Lima komunitas korban tambang tersebut terdiri atas Paguyuban Masyarakat Kali Progo (PMKP), Jomboran, Nanggulan, Pundak Wetan dan Wiyu, Paguyuban Sindu Tolak Asat (PSTA), Warga Banaran (Paguyuban Pelestari Progo), Warga Srandakan (Kelompok Pelestari Progo), dan Warga Turgo.
Wandi Nasution, anggota LBH Yogyakarta menyampaikan bahwa kriminalisasi terhadap masyarakat yang menolak pertambangan masih kerap terjadi. Bahkan, masyarakat mendapat intimidasi maupun ancaman dengan menggunakan pasal 162 UU Minerba.
Dalam pasal tersebut, berisi bahwa setiap orang yang merintangi atau mengganggu kegiatan Usaha Pertambangan dari pemegang Izin Usaha Pertambangan (IUP), Izin Usaha Pertambangan Khusus (IUPK), Izin Pertambangan Rakyat (IPR) atau Surat Izin Penambangan Batuan (SIPB) yang telah memenuhi persyaratan, dapat dikenakan pidana dengan hukuman kurungan paling lama satu tahun atau denda paling banyak Rp 100 juta.
“Kenyataan di lapangan, masyarakat banyak mengalami kerugian disebabkan aktivitas penambangan. Sayangnya tak sedikit masyarakat ketika melaporkan atau melakukan penolakan terhadap aktivitas pertambangan justru mendapat ancaman dari Pasal 162 UU Minerba,” ungkap Wandi saat konferensi pers.

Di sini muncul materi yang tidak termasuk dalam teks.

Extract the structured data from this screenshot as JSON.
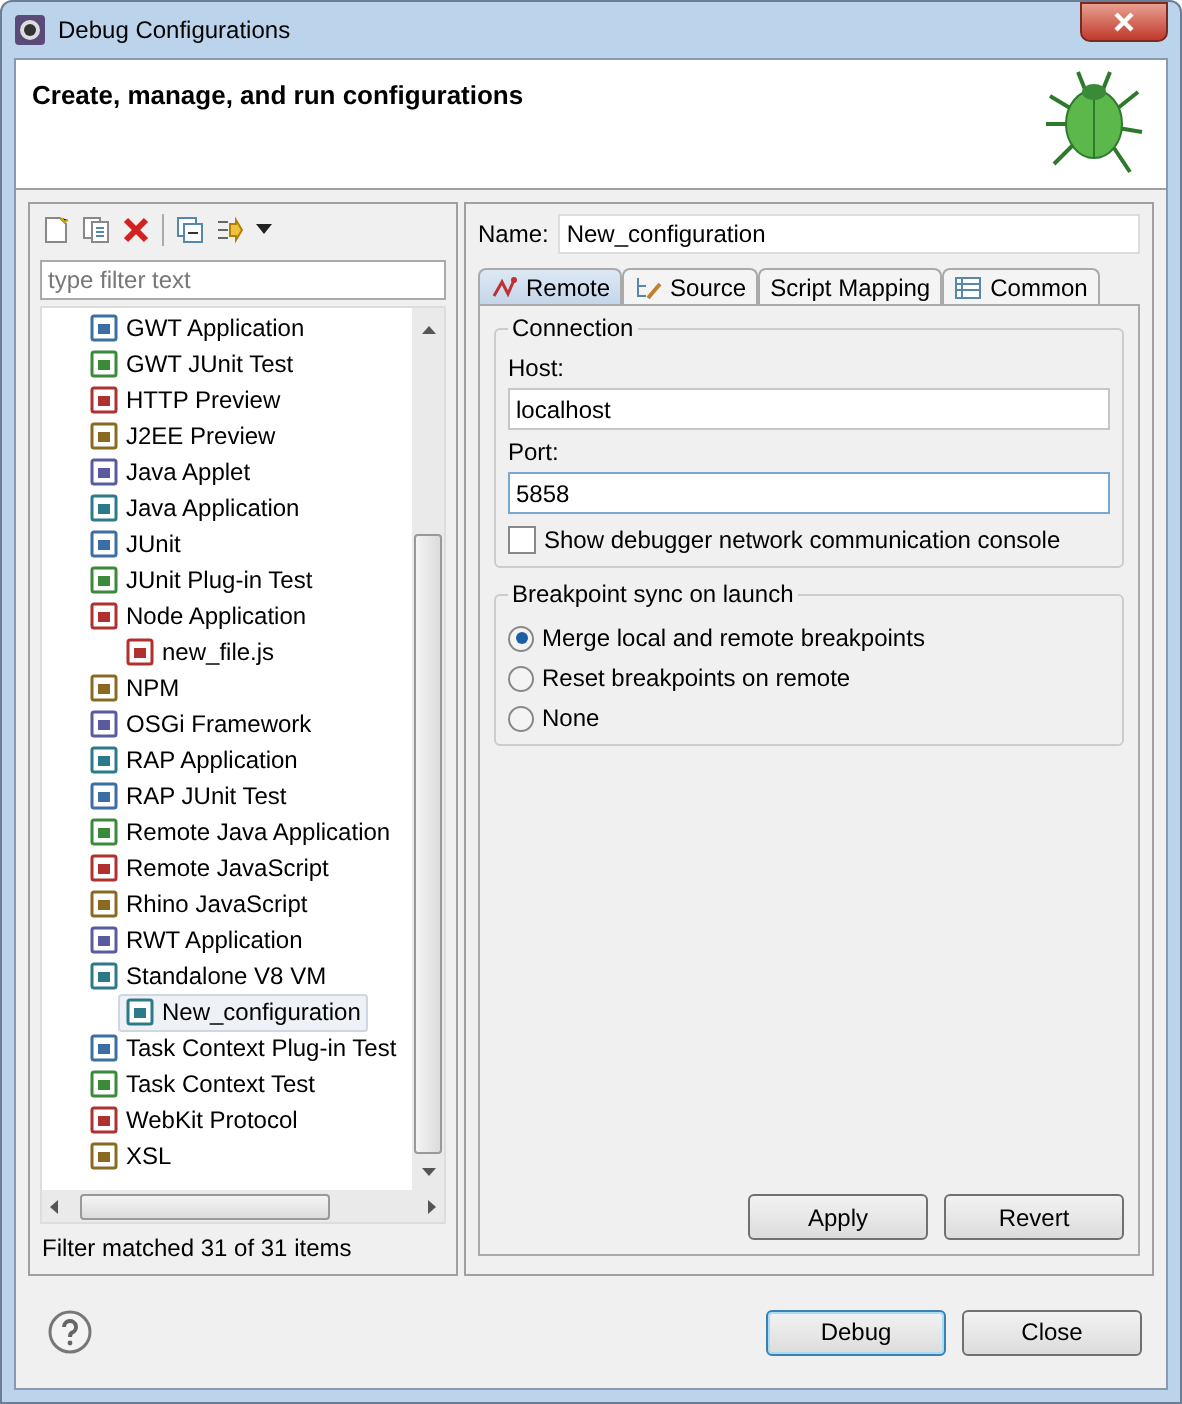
{
  "window": {
    "title": "Debug Configurations"
  },
  "header": {
    "title": "Create, manage, and run configurations"
  },
  "filter": {
    "placeholder": "type filter text"
  },
  "tree": [
    {
      "label": "GWT Application",
      "selected": false
    },
    {
      "label": "GWT JUnit Test",
      "selected": false
    },
    {
      "label": "HTTP Preview",
      "selected": false
    },
    {
      "label": "J2EE Preview",
      "selected": false
    },
    {
      "label": "Java Applet",
      "selected": false
    },
    {
      "label": "Java Application",
      "selected": false
    },
    {
      "label": "JUnit",
      "selected": false
    },
    {
      "label": "JUnit Plug-in Test",
      "selected": false
    },
    {
      "label": "Node Application",
      "selected": false,
      "children": [
        {
          "label": "new_file.js",
          "selected": false
        }
      ]
    },
    {
      "label": "NPM",
      "selected": false
    },
    {
      "label": "OSGi Framework",
      "selected": false
    },
    {
      "label": "RAP Application",
      "selected": false
    },
    {
      "label": "RAP JUnit Test",
      "selected": false
    },
    {
      "label": "Remote Java Application",
      "selected": false
    },
    {
      "label": "Remote JavaScript",
      "selected": false
    },
    {
      "label": "Rhino JavaScript",
      "selected": false
    },
    {
      "label": "RWT Application",
      "selected": false
    },
    {
      "label": "Standalone V8 VM",
      "selected": false,
      "children": [
        {
          "label": "New_configuration",
          "selected": true
        }
      ]
    },
    {
      "label": "Task Context Plug-in Test",
      "selected": false
    },
    {
      "label": "Task Context Test",
      "selected": false
    },
    {
      "label": "WebKit Protocol",
      "selected": false
    },
    {
      "label": "XSL",
      "selected": false
    }
  ],
  "filter_status": "Filter matched 31 of 31 items",
  "name_field": {
    "label": "Name:",
    "value": "New_configuration"
  },
  "tabs": [
    {
      "label": "Remote",
      "selected": true
    },
    {
      "label": "Source",
      "selected": false
    },
    {
      "label": "Script Mapping",
      "selected": false
    },
    {
      "label": "Common",
      "selected": false
    }
  ],
  "connection": {
    "title": "Connection",
    "host_label": "Host:",
    "host": "localhost",
    "port_label": "Port:",
    "port": "5858",
    "console_checkbox": {
      "label": "Show debugger network communication console",
      "checked": false
    }
  },
  "breakpoint_sync": {
    "title": "Breakpoint sync on launch",
    "options": [
      {
        "label": "Merge local and remote breakpoints",
        "selected": true
      },
      {
        "label": "Reset breakpoints on remote",
        "selected": false
      },
      {
        "label": "None",
        "selected": false
      }
    ]
  },
  "tab_buttons": [
    "Apply",
    "Revert"
  ],
  "dialog_buttons": [
    "Debug",
    "Close"
  ]
}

Namun menurutnya, pelanggaran dan perusakan lingkungan tidak hanya terjadi pada aktivitas penambangan ilegal, tetapi juga yang resmi dan telah mengantongi izin namun melangar ketentuan berlaku. Ia mengatakan aktivitas pertambangan yang dilakukan seringkali tidak mengindahkan hak masyarakat atas akses informasi, partisipasi dan keadilan.
“Hak-hak inilah yang acapkali dilanggar oleh pihak penambangan dalam melakukan kegiatan pertambangan. Bahkan masyarakat sering kali tidak dilibatkan dalam proses penerbitan izin usaha pertambangan,” lanjutnya.
Bahkan, ia memaparkan akses terhadap keadilan melalui jalur litigasi atas kerusakan lingkungan juga direduksi mengingat hak gugat masyarakat terhadap izin lingkungan juga dihapuskan.
Abimanyu, anggota WALHI Yogyakarta, memberi contoh kasus yang ada di Jomboran, yang mana masyarakat melakukan unjuk rasa dengan membentangkan spanduk penolakan dianggap telah melanggar pasal 162 tersebut.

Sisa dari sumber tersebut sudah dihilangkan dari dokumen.